It has been a cold and very dry January. Open water has been a scarce resource for the songbirds that we feed. The heated bird bath failed. I bought and put out a new one, and the American Goldfinches found it within fifteen minutes.
As my blog title states I used to live in Texas. Like most, if not all, folks who grew up in, or lived for a substantial part of their life in any part of the world, there were traditions.
One of those traditions was eating ham and black-eyed peas on New Year Day, because it was a kind of tradition in the southern US that this meal was thought to bring good luck in the new year.
Carrying on a tradition can provide familiarity and a sense of ease in unsettled, unsettling, times. So we had ham and black-eyed peas for dinner yesterday. Behold.
And it was good. Although the presentation was different from my childhood plate, the gist – ham and black-eyed peas – was there.
We will see what 2022 brings. I hope it brings you good fortune.
We went for a good walk at Rondeau Provincial Park on New Year’s Eve. What was a dank, dark, gloomy day at home became an agreeable day at the lakeshore. While some might have grumbled a bit about the total absence of snow, I will (and did) gladly accept what The Maker Of All Things saw fit to grace us with that day.

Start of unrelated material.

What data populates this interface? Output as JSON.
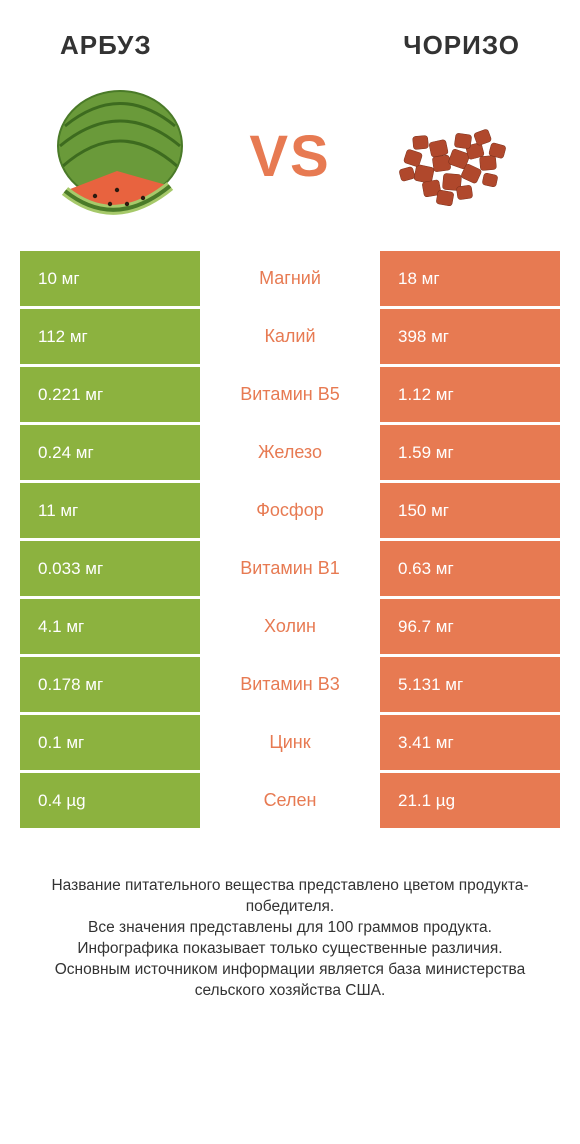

We made a day trip to Pinery Provincial Park on Boxing Day. The weather was blessedly quite benign for late December, so we strolled on the beach. An earlier visitor built this structure out of driftwood they obviously found.
A Dark-eyed Junco skittered across a porch step after a recent snowfall.
I want to thank you, my dear readers, for visiting my blog. I also want to wish you merry Christmas, joyous Kwanzaa, hope you have had a happy Hanukkah, Happy Holidays, an excellent solstice, and a healthy, prosperous 2022.
Lucy will occasionally try to pick up two things. Here, with ball in mouth, she tries to pick up a Kong/rope toy.
She succeeded. Of course it was too quick to capture with the camera. What a talented girl.
We spent time shelling beans on a delightful November afternoon. Not much yield by volume – perhaps two cups – and certainly not enough to be self sufficient. Yet, we grew them.
And Lucy curled up in a favourite place – on the couch.
We boarded Fitzi and Lucy at the kennel while we were away. After bailing them out and bringing them home, they had running-jumping-and-playing time in the backyard.
After that fun time, Fitzi curled up in a favourite place – on a comfy bed in the laundry room.